On April 28th, he published a breakup letter.
He wrote: "I want to ship software, and it doesn't want me to ship software."
He said he kept a journal for a month and put an X next to every day a GitHub outage blocked his work. Nearly every day got an X.
Ghosty is leaving GitHub.
When someone who joined GitHub as user 1,299, who has logged in almost every day for eighteen years, who built tools that run the modern cloud — when that person cries while writing a breakup letter to a platform, something has gone structurally wrong. This was not a tweet. This was not a comment thread. This was a considered, documented account of a developer who kept receipts and reached a conclusion: the platform has failed.
The Real Culprit Is the Irony
Here's where the story gets genuinely strange. GitHub's CTO, in his public apology, acknowledged that since 2025, "agentic development workflows have accelerated sharply." That's executive language for: AI agents are hammering GitHub at a scale the infrastructure was not built to handle.
Which means the platform that hosts the code that builds the AI that is now running autonomously — is being destroyed by that AI running autonomously.
GitHub is not just a host for developers anymore. It's a host for their AI counterparts. Every AI coding agent that spins up a repository, opens a pull request, runs a test suite, pushes a patch — it uses GitHub the same way a developer does, except it never sleeps, never takes a weekend, and never decides it's had enough for the day. A single agentic workflow can generate in an afternoon what a developer might push over a month.
The infrastructure was not designed for this. And instead of getting ahead of that problem, GitHub appears to have gotten behind it.
This Is Not the Time
The worst possible moment for GitHub to have an identity crisis is right now. The AI revolution is creating the largest wave of new builders in the history of software. People who never thought of themselves as developers are discovering that the tools to build things are suddenly accessible. The cultural on-ramp that GitHub never had before is being constructed in real time — through YouTube tutorials, through AI coding assistants, through communities that are translating the subculture into plain language for the first time and the platform that is supposed to catch all of that — the place where the code lives, where the projects get shared, where the contributions get tracked — is delivering 86% uptime and losing pull requests.
GitHub had a once-in-a-generation opportunity to become the infrastructure for the next wave of builders. Not just the 100 million developers who already know it.
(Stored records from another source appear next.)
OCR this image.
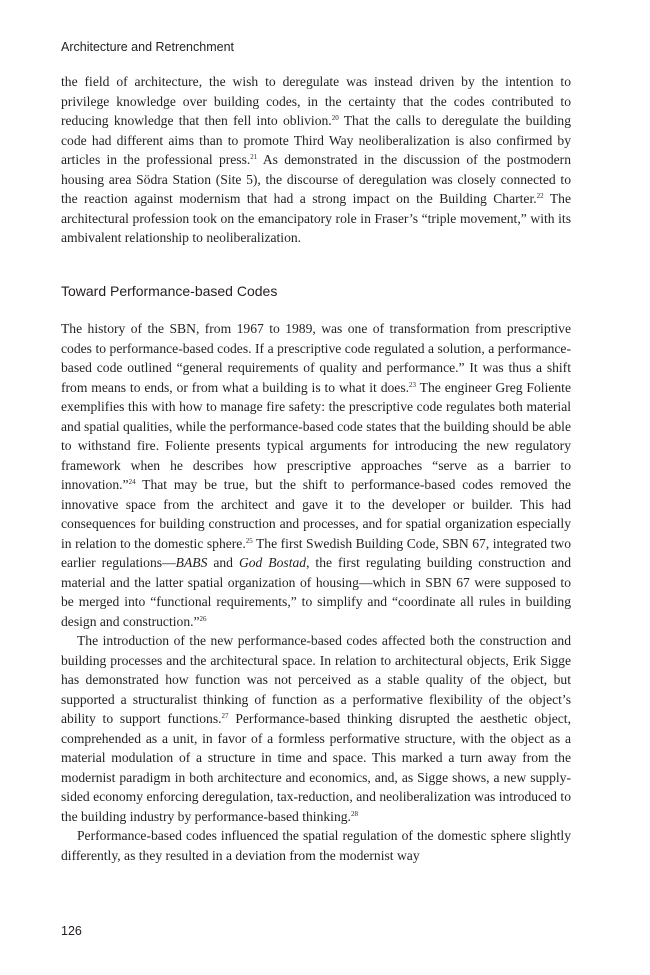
Architecture and Retrenchment

the field of architecture, the wish to deregulate was instead driven by the intention to privilege knowledge over building codes, in the certainty that the codes contributed to reducing knowledge that then fell into oblivion.$^{20}$ That the calls to deregulate the building code had different aims than to promote Third Way neoliberalization is also confirmed by articles in the professional press.$^{21}$ As demonstrated in the discussion of the postmodern housing area Södra Station (Site 5), the discourse of deregulation was closely connected to the reaction against modernism that had a strong impact on the Building Charter.$^{22}$ The architectural profession took on the emancipatory role in Fraser’s “triple movement,” with its ambivalent relationship to neoliberalization.

Toward Performance-based Codes

The history of the SBN, from 1967 to 1989, was one of transformation from prescriptive codes to performance-based codes. If a prescriptive code regulated a solution, a performance-based code outlined “general requirements of quality and performance.” It was thus a shift from means to ends, or from what a building is to what it does.$^{23}$ The engineer Greg Foliente exemplifies this with how to manage fire safety: the prescriptive code regulates both material and spatial qualities, while the performance-based code states that the building should be able to withstand fire. Foliente presents typical arguments for introducing the new regulatory framework when he describes how prescriptive approaches “serve as a barrier to innovation.”$^{24}$ That may be true, but the shift to performance-based codes removed the innovative space from the architect and gave it to the developer or builder. This had consequences for building construction and processes, and for spatial organization especially in relation to the domestic sphere.$^{25}$ The first Swedish Building Code, SBN 67, integrated two earlier regulations—BABS and God Bostad, the first regulating building construction and material and the latter spatial organization of housing—which in SBN 67 were supposed to be merged into “functional requirements,” to simplify and “coordinate all rules in building design and construction.”$^{26}$

The introduction of the new performance-based codes affected both the construction and building processes and the architectural space. In relation to architectural objects, Erik Sigge has demonstrated how function was not perceived as a stable quality of the object, but supported a structuralist thinking of function as a performative flexibility of the object’s ability to support functions.$^{27}$ Performance-based thinking disrupted the aesthetic object, comprehended as a unit, in favor of a formless performative structure, with the object as a material modulation of a structure in time and space. This marked a turn away from the modernist paradigm in both architecture and economics, and, as Sigge shows, a new supply-sided economy enforcing deregulation, tax-reduction, and neoliberalization was introduced to the building industry by performance-based thinking.$^{28}$

Performance-based codes influenced the spatial regulation of the domestic sphere slightly differently, as they resulted in a deviation from the modernist way

126
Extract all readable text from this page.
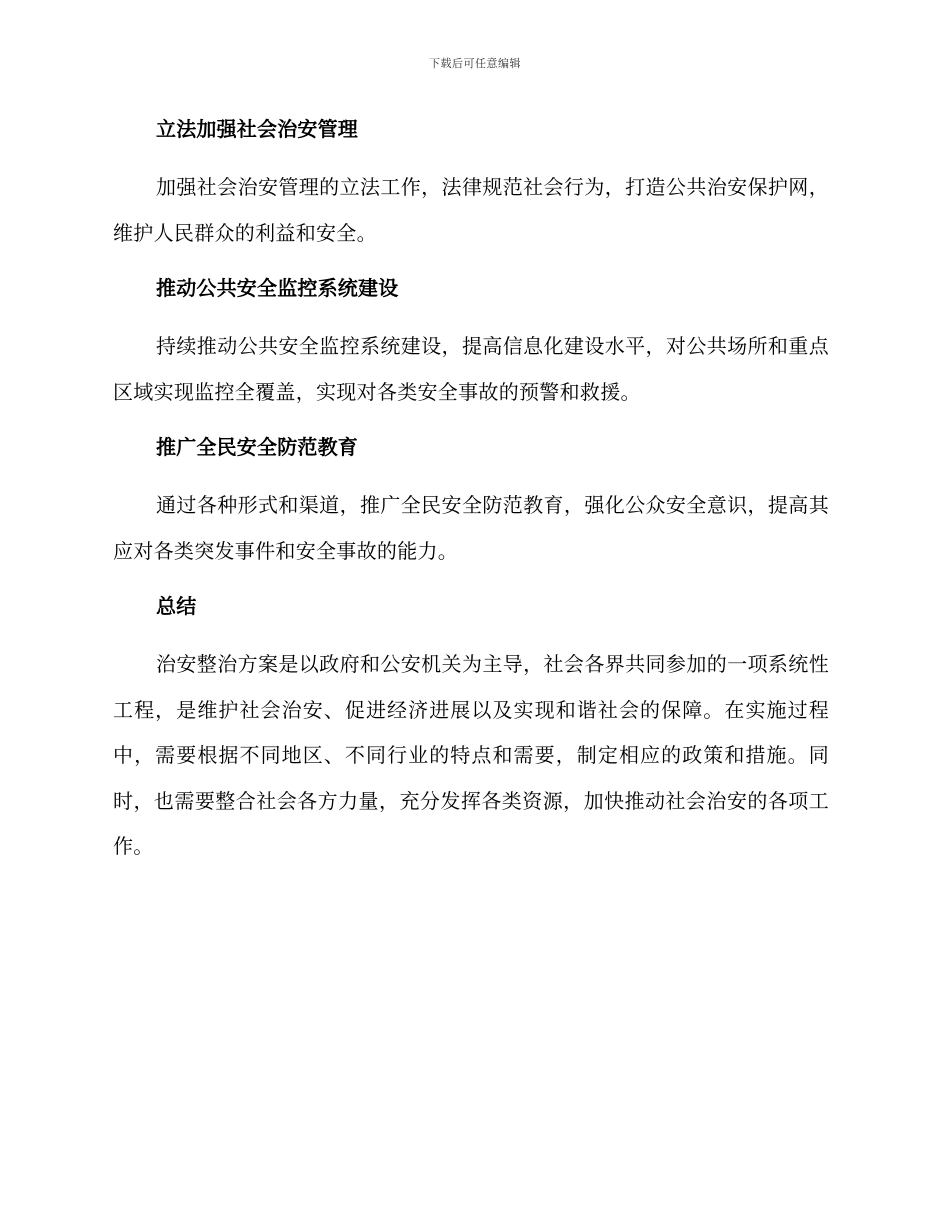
下载后可任意编辑
立法加强社会治安管理

加强社会治安管理的立法工作，法律规范社会行为，打造公共治安保护网，维护人民群众的利益和安全。

推动公共安全监控系统建设

持续推动公共安全监控系统建设，提高信息化建设水平，对公共场所和重点区域实现监控全覆盖，实现对各类安全事故的预警和救援。

推广全民安全防范教育

通过各种形式和渠道，推广全民安全防范教育，强化公众安全意识，提高其应对各类突发事件和安全事故的能力。

总结

治安整治方案是以政府和公安机关为主导，社会各界共同参加的一项系统性工程，是维护社会治安、促进经济进展以及实现和谐社会的保障。在实施过程中，需要根据不同地区、不同行业的特点和需要，制定相应的政策和措施。同时，也需要整合社会各方力量，充分发挥各类资源，加快推动社会治安的各项工作。
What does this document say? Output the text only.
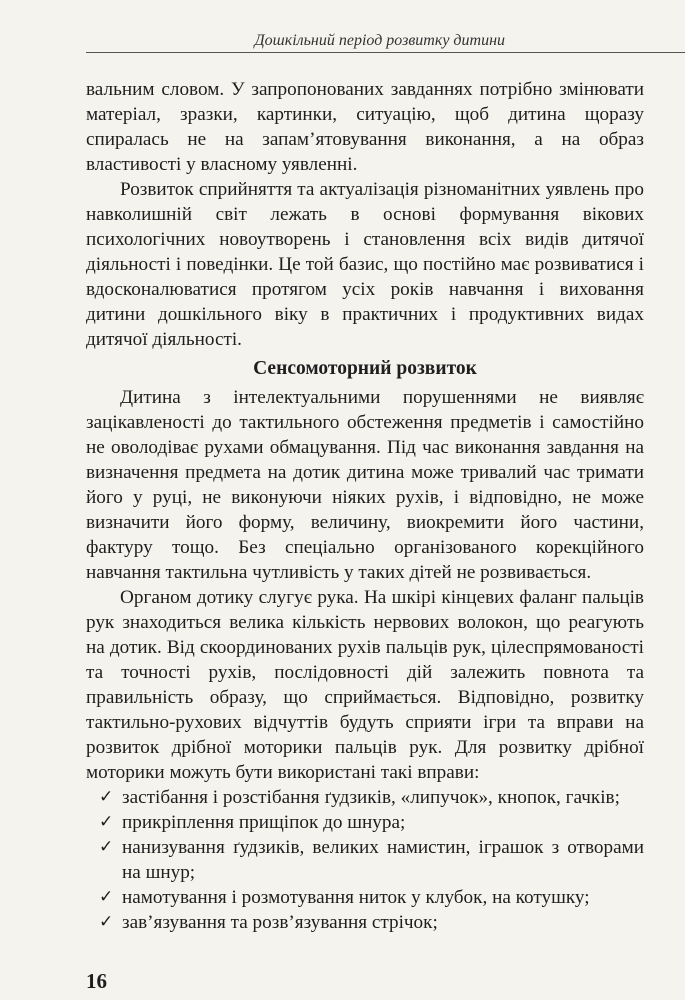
Дошкільний період розвитку дитини

вальним словом. У запропонованих завданнях потрібно змінювати матеріал, зразки, картинки, ситуацію, щоб дитина щоразу спиралась не на запам’ятовування виконання, а на образ властивості у власному уявленні.

Розвиток сприйняття та актуалізація різноманітних уявлень про навколишній світ лежать в основі формування вікових психологічних новоутворень і становлення всіх видів дитячої діяльності і поведінки. Це той базис, що постійно має розвиватися і вдосконалюватися протягом усіх років навчання і виховання дитини дошкільного віку в практичних і продуктивних видах дитячої діяльності.

Сенсомоторний розвиток

Дитина з інтелектуальними порушеннями не виявляє зацікавленості до тактильного обстеження предметів і самостійно не оволодіває рухами обмацування. Під час виконання завдання на визначення предмета на дотик дитина може тривалий час тримати його у руці, не виконуючи ніяких рухів, і відповідно, не може визначити його форму, величину, виокремити його частини, фактуру тощо. Без спеціально організованого корекційного навчання тактильна чутливість у таких дітей не розвивається.

Органом дотику слугує рука. На шкірі кінцевих фаланг пальців рук знаходиться велика кількість нервових волокон, що реагують на дотик. Від скоординованих рухів пальців рук, цілеспрямованості та точності рухів, послідовності дій залежить повнота та правильність образу, що сприймається. Відповідно, розвитку тактильно-рухових відчуттів будуть сприяти ігри та вправи на розвиток дрібної моторики пальців рук. Для розвитку дрібної моторики можуть бути використані такі вправи:

✓ застібання і розстібання ґудзиків, «липучок», кнопок, гачків;
✓ прикріплення прищіпок до шнура;
✓ нанизування ґудзиків, великих намистин, іграшок з отворами на шнур;
✓ намотування і розмотування ниток у клубок, на котушку;
✓ зав’язування та розв’язування стрічок;
16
The next hundred million, who are just now finding the door.
That window doesn't stay open indefinitely. Microsoft has the resources to fix this. GitHub has the institutional knowledge to fix this. The alternatives — GitLab, Codeberg, Sourcehut — are real options that mature projects are actively evaluating. The race is not over. But the breakup letter has been written. The code is moving. And the new builders watching all of this from the on-ramp are learning something that no one who has spent eighteen years trusting a platform wants to teach them: The infrastructure that the world runs on is only as reliable as the people responsible for maintaining it. Right now, GitHub is not clearing that bar.